Nas poucas páginas que compõem esse livro, fica evidente a genialidade do autor português – característica que eu já tinha escutado de outros leitores. A obra foge totalmente daquele conceito de romance que estamos acostumados a ler. Ela inova tanto na forma, como no conteúdo, usando uma premissa questionadora para construir a narrativa: “Numa sociedade dominada pelo materialismo, as famílias têm artistas em vez de animais de estimação”.

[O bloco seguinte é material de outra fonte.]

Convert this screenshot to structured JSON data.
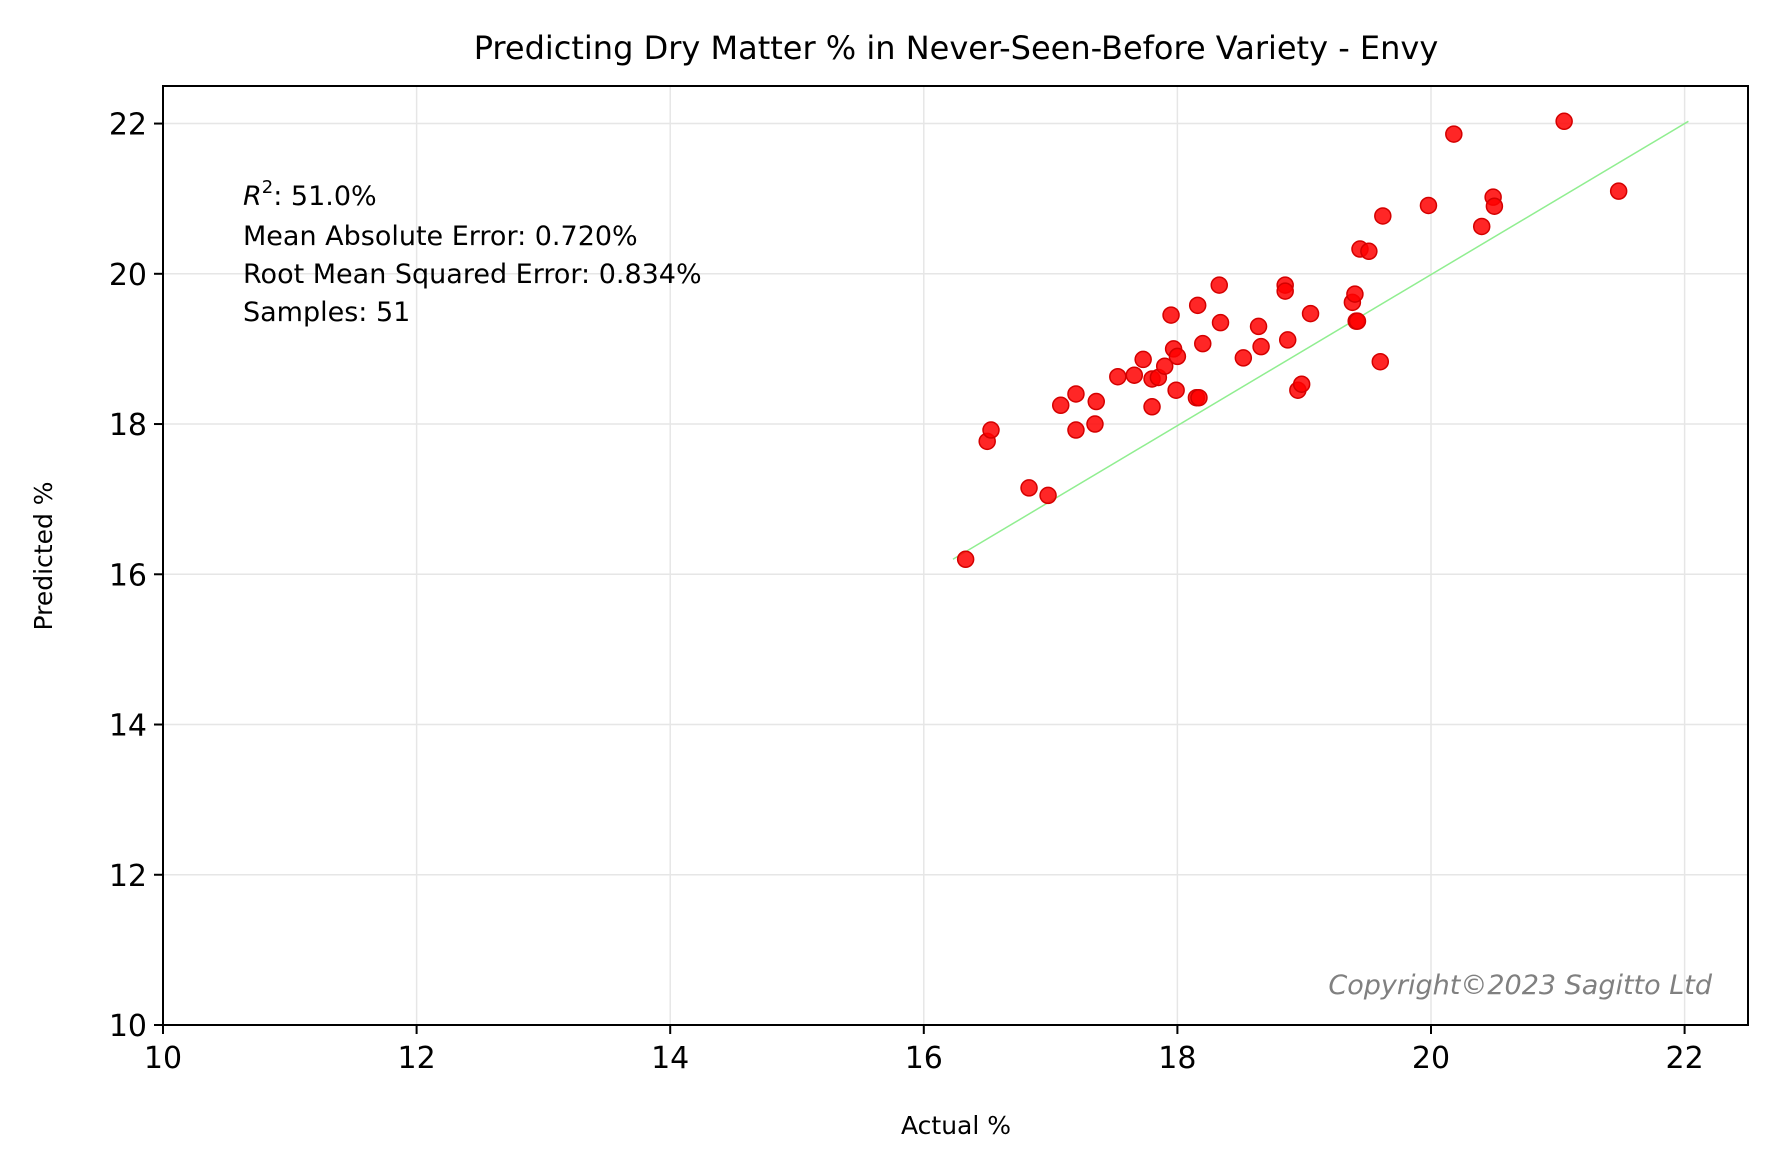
{
  "chart_data": {
    "type": "scatter",
    "title": "Predicting Dry Matter % in Never-Seen-Before Variety - Envy",
    "xlabel": "Actual %",
    "ylabel": "Predicted %",
    "xlim": [
      10,
      22.5
    ],
    "ylim": [
      10,
      22.5
    ],
    "xticks": [
      10,
      12,
      14,
      16,
      18,
      20,
      22
    ],
    "yticks": [
      10,
      12,
      14,
      16,
      18,
      20,
      22
    ],
    "grid": true,
    "point_color": "#ff0000",
    "fit_line_color": "#90ee90",
    "fit_line": [
      [
        16.23,
        16.2
      ],
      [
        22.03,
        22.03
      ]
    ],
    "stats": {
      "r2_prefix": "R",
      "r2_sup": "2",
      "r2_value": ": 51.0%",
      "mae": "Mean Absolute Error: 0.720%",
      "rmse": "Root Mean Squared Error: 0.834%",
      "samples": "Samples: 51"
    },
    "copyright": "Copyright©2023  Sagitto  Ltd",
    "points": [
      [
        16.33,
        16.2
      ],
      [
        16.5,
        17.77
      ],
      [
        16.53,
        17.92
      ],
      [
        16.83,
        17.15
      ],
      [
        16.98,
        17.05
      ],
      [
        17.08,
        18.25
      ],
      [
        17.2,
        18.4
      ],
      [
        17.2,
        17.92
      ],
      [
        17.35,
        18.0
      ],
      [
        17.36,
        18.3
      ],
      [
        17.53,
        18.63
      ],
      [
        17.66,
        18.65
      ],
      [
        17.73,
        18.86
      ],
      [
        17.8,
        18.6
      ],
      [
        17.8,
        18.23
      ],
      [
        17.85,
        18.62
      ],
      [
        17.9,
        18.77
      ],
      [
        17.95,
        19.45
      ],
      [
        17.97,
        19.0
      ],
      [
        18.0,
        18.9
      ],
      [
        17.99,
        18.45
      ],
      [
        18.15,
        18.35
      ],
      [
        18.17,
        18.35
      ],
      [
        18.16,
        19.58
      ],
      [
        18.2,
        19.07
      ],
      [
        18.33,
        19.85
      ],
      [
        18.34,
        19.35
      ],
      [
        18.52,
        18.88
      ],
      [
        18.64,
        19.3
      ],
      [
        18.66,
        19.03
      ],
      [
        18.85,
        19.85
      ],
      [
        18.85,
        19.77
      ],
      [
        18.87,
        19.12
      ],
      [
        18.95,
        18.45
      ],
      [
        18.98,
        18.53
      ],
      [
        19.05,
        19.47
      ],
      [
        19.38,
        19.62
      ],
      [
        19.4,
        19.73
      ],
      [
        19.41,
        19.37
      ],
      [
        19.42,
        19.37
      ],
      [
        19.44,
        20.33
      ],
      [
        19.51,
        20.3
      ],
      [
        19.6,
        18.83
      ],
      [
        19.62,
        20.77
      ],
      [
        19.98,
        20.91
      ],
      [
        20.4,
        20.63
      ],
      [
        20.49,
        21.02
      ],
      [
        20.5,
        20.9
      ],
      [
        20.18,
        21.86
      ],
      [
        21.05,
        22.03
      ],
      [
        21.48,
        21.1
      ]
    ]
  }
}
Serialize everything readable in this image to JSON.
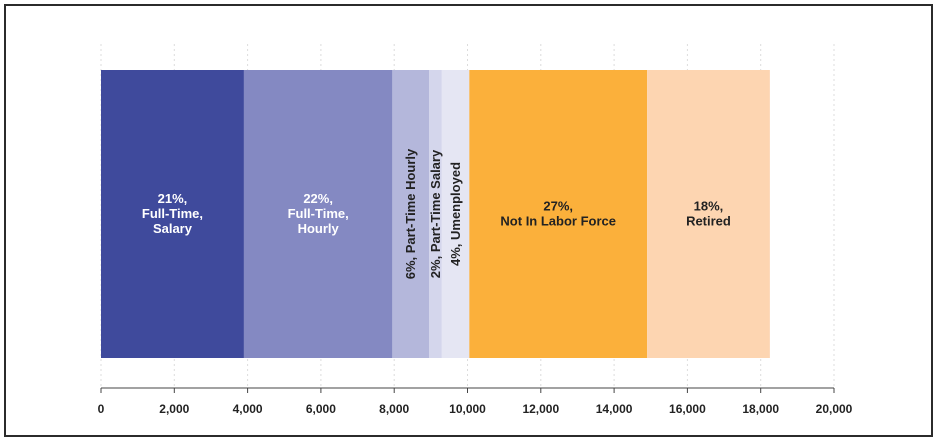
{
  "chart_data": {
    "type": "bar",
    "orientation": "horizontal-stacked",
    "title": "",
    "xlabel": "",
    "ylabel": "",
    "xlim": [
      0,
      20000
    ],
    "x_ticks": [
      "0",
      "2,000",
      "4,000",
      "6,000",
      "8,000",
      "10,000",
      "12,000",
      "14,000",
      "16,000",
      "18,000",
      "20,000"
    ],
    "grid": true,
    "legend": "none",
    "segments": [
      {
        "category": "Full-Time, Salary",
        "value": 3900,
        "percent_label": "21%,",
        "label_lines": [
          "21%,",
          "Full-Time,",
          "Salary"
        ],
        "vertical": false,
        "color": "#3f4a9c",
        "text_color": "#ffffff"
      },
      {
        "category": "Full-Time, Hourly",
        "value": 4050,
        "percent_label": "22%,",
        "label_lines": [
          "22%,",
          "Full-Time,",
          "Hourly"
        ],
        "vertical": false,
        "color": "#8489c2",
        "text_color": "#ffffff"
      },
      {
        "category": "Part-Time Hourly",
        "value": 1000,
        "percent_label": "6%,",
        "label_lines": [
          "6%, Part-Time Hourly"
        ],
        "vertical": true,
        "color": "#b4b7db",
        "text_color": "#222222"
      },
      {
        "category": "Part-Time Salary",
        "value": 350,
        "percent_label": "2%,",
        "label_lines": [
          "2%, Part-Time Salary"
        ],
        "vertical": true,
        "color": "#d4d6ec",
        "text_color": "#222222"
      },
      {
        "category": "Umenployed",
        "value": 750,
        "percent_label": "4%,",
        "label_lines": [
          "4%, Umenployed"
        ],
        "vertical": true,
        "color": "#e5e6f3",
        "text_color": "#222222"
      },
      {
        "category": "Not In Labor Force",
        "value": 4850,
        "percent_label": "27%,",
        "label_lines": [
          "27%,",
          "Not In Labor Force"
        ],
        "vertical": false,
        "color": "#fbb03b",
        "text_color": "#222222"
      },
      {
        "category": "Retired",
        "value": 3350,
        "percent_label": "18%,",
        "label_lines": [
          "18%,",
          "Retired"
        ],
        "vertical": false,
        "color": "#fdd5b1",
        "text_color": "#222222"
      }
    ]
  }
}
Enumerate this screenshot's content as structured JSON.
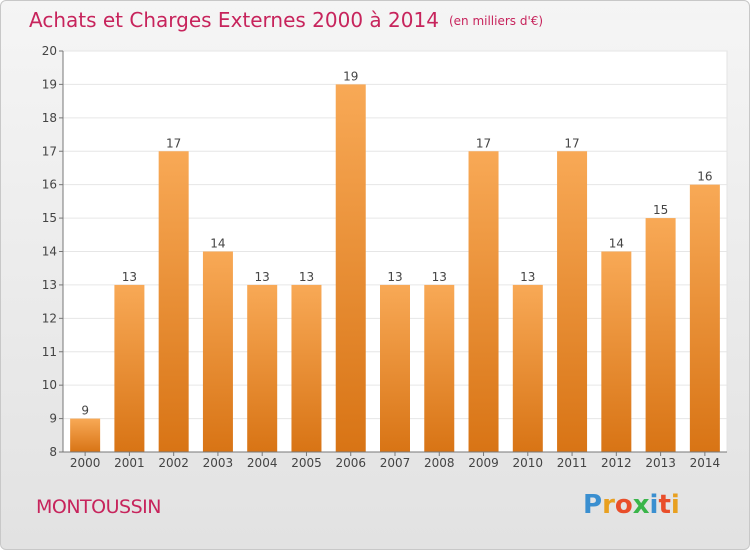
{
  "header": {
    "title": "Achats et Charges Externes 2000 à 2014",
    "unit": "(en milliers d'€)"
  },
  "location": "MONTOUSSIN",
  "brand": {
    "text": "Proxiti",
    "letter_colors": [
      "#3a8fd0",
      "#e8a020",
      "#e94e2a",
      "#3ab54a",
      "#3a8fd0",
      "#e94e2a",
      "#e8a020"
    ]
  },
  "chart_data": {
    "type": "bar",
    "categories": [
      "2000",
      "2001",
      "2002",
      "2003",
      "2004",
      "2005",
      "2006",
      "2007",
      "2008",
      "2009",
      "2010",
      "2011",
      "2012",
      "2013",
      "2014"
    ],
    "values": [
      9,
      13,
      17,
      14,
      13,
      13,
      19,
      13,
      13,
      17,
      13,
      17,
      14,
      15,
      16
    ],
    "ylim": [
      8,
      20
    ],
    "yticks": [
      8,
      9,
      10,
      11,
      12,
      13,
      14,
      15,
      16,
      17,
      18,
      19,
      20
    ],
    "grid": true,
    "bar_color_top": "#f8a956",
    "bar_color_bottom": "#d87415"
  }
}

Digo questionadora porque a obra me fez refletir muito sobre os valores e a forma de vida das novas gerações – nas quais eu me incluo. Pode-se até classificar a história como uma distopia, já que, na sociedade apresentada por Afonso Cruz, o ideal utilitarista domina as ações individuais. A subjetividade perde totalmente seu espaço, dando lugar a um pensamento objetivo, exato e racional. Tudo é mensurado e calculado. O consumo deve ser sempre estimulado. No meio dessa inversão de valores, denunciada de forma inteligente e bem-humorada, é que os personagens passam a questionar a utilidade da arte.
Ora, para que serve uma manifestação como essa? Arte e cultura são uma contradição tão hedionda ao modo de pensar dessa sociedade que a função de um poeta sequer consegue entrar na cabeça desses seres tão matemáticos. E fazendo esse esforço, os personagens logo precisam colocar essa figura exótica e subversiva no meio da cadeia consumidora: vamos COMPRAR um poeta!
Além de ser um romance muito bem escrito e inovador, que fez acabar meus marcadores, o apêndice escrito por Afonso Cruz fecha a obra com chave de ouro, revelando ao leitor a importância da arte e cultura para o desenvolvimento de uma sociedade mais humana. Leitura para se fazer em pouco dias, mas que ficará marcada por bastante tempo, acendendo a vontade de cair de cabeça nas demais obras do autor.